I am a seldom user of R and have some very basic coding skills. I believe I am completely misunderstanding how to solve this problem. Assuming following data
data <- tibble(a = letters[1:4], b1 = 1:4, b2 = 4:1,
b3 = c(NA, 2, NA,4), b4 = c(NA, 1, 3, 6))
data <- data %>%
mutate(average = rowMeans(select(., starts_with("b")), na.rm = TRUE),
NA_count = rowSums(is.na(select(., starts_with("b"))))
)
data
# A tibble: 4 × 7
a b1 b2 b3 b4 average NA_count
<chr> <int> <int> <dbl> <dbl> <dbl> <dbl>
1 a 1 4 NA NA 2.5 2
2 b 2 3 2 1 2 0
3 c 3 2 NA 3 2.67 1
4 d 4 1 4 6 3.75 0
I am trying to replace NA
with the value in average
only if there is one NA
on the line (I defined NA_count
as helper column). I've tried the below code, but I think I am misunderstanding how to use it, as I get multiple errors.

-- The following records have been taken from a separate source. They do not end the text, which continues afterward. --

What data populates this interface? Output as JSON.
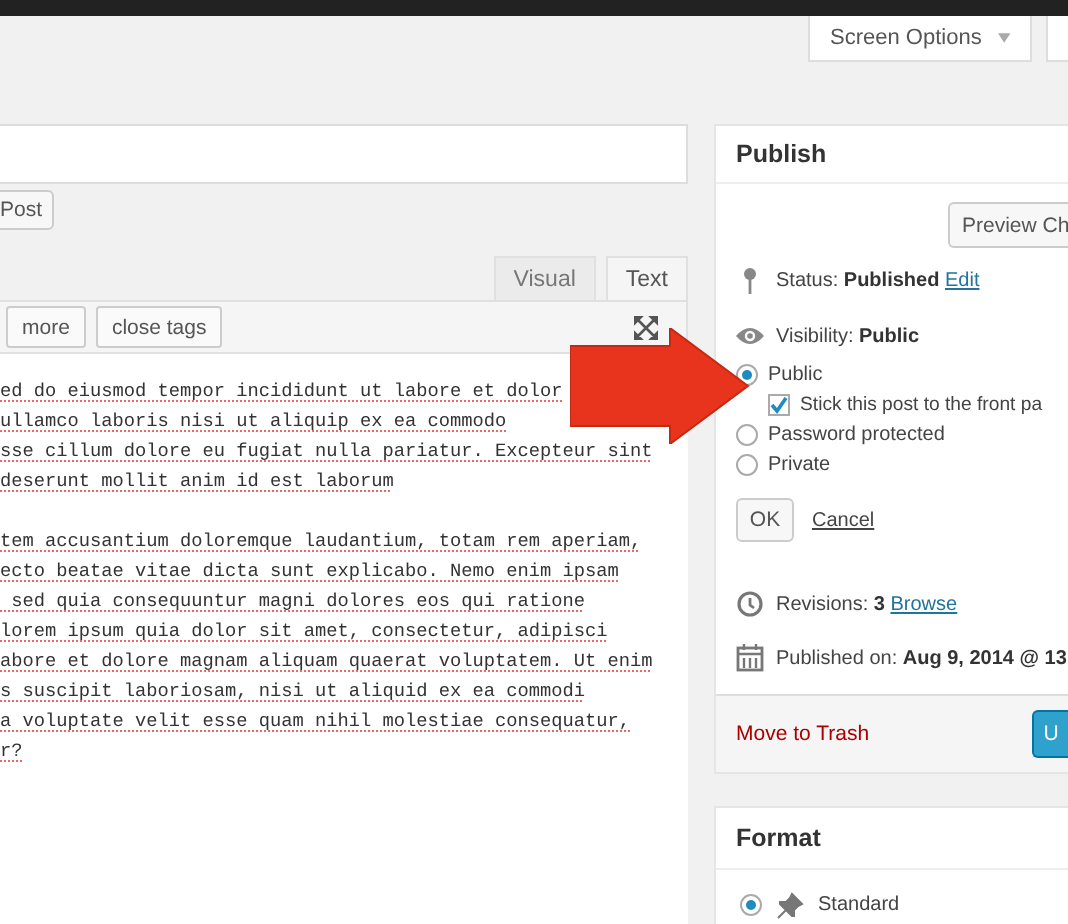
{
  "screen_options": {
    "label": "Screen Options"
  },
  "post_button": {
    "label": "Post"
  },
  "editor": {
    "tabs": [
      {
        "label": "Visual",
        "selected": false
      },
      {
        "label": "Text",
        "selected": true
      }
    ],
    "quicktags": [
      "more",
      "close tags"
    ],
    "paragraphs": [
      [
        "ed do eiusmod tempor incididunt ut labore et dolor",
        "ullamco laboris nisi ut aliquip ex ea commodo",
        "sse cillum dolore eu fugiat nulla pariatur. Excepteur sint",
        "deserunt mollit anim id est laborum"
      ],
      [
        "tem accusantium doloremque laudantium, totam rem aperiam,",
        "ecto beatae vitae dicta sunt explicabo. Nemo enim ipsam",
        " sed quia consequuntur magni dolores eos qui ratione",
        "lorem ipsum quia dolor sit amet, consectetur, adipisci",
        "abore et dolore magnam aliquam quaerat voluptatem. Ut enim",
        "s suscipit laboriosam, nisi ut aliquid ex ea commodi",
        "a voluptate velit esse quam nihil molestiae consequatur,",
        "r?"
      ]
    ]
  },
  "publish": {
    "title": "Publish",
    "preview_button": "Preview Ch",
    "status": {
      "text": "Status: **Published**",
      "link": "Edit"
    },
    "visibility": {
      "text": "Visibility: **Public**"
    },
    "visibility_options": [
      {
        "label": "Public",
        "selected": true
      },
      {
        "label": "Password protected",
        "selected": false
      },
      {
        "label": "Private",
        "selected": false
      }
    ],
    "sticky": {
      "label": "Stick this post to the front pa",
      "checked": true
    },
    "ok_button": "OK",
    "cancel_link": "Cancel",
    "revisions": {
      "text": "Revisions: **3**",
      "link": "Browse"
    },
    "published_on": {
      "text": "Published on: **Aug 9, 2014 @ 13**"
    },
    "trash_link": "Move to Trash",
    "update_button": "U"
  },
  "format": {
    "title": "Format",
    "options": [
      {
        "label": "Standard",
        "selected": true
      }
    ]
  }
}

Also, I am trying to find a solution using dplyr and/or the tidyverse package.
data %>%
mutate(across(starts_with("b"), ~ if_else(NA_count == 1, average, .)))
Thanks for your help !
CodePudding user response:
It is due to the column type difference as b1
, b2
are integer
type and average
is numeric
. We may need to use as.numeric
on if_else
as if_else
checks for the type for each of the yes, no output and it needs to be the same (same for case_when
, but it can work for ifelse
as there is type coersion). In addition, the test condition needs to also check for the NA location with is.na
library(dplyr)
data %>%
mutate(across(starts_with("b"), ~ if_else(NA_count ==1 & is.na(.x),
average, as.numeric(.x))))
-output
# A tibble: 4 × 7
a b1 b2 b3 b4 average NA_count
<chr> <dbl> <dbl> <dbl> <dbl> <dbl> <dbl>
1 a 1 4 NA NA 2.5 2
2 b 2 3 2 1 2 0
3 c 3 2 2.67 3 2.67 1
4 d 4 1 4 6 3.75 0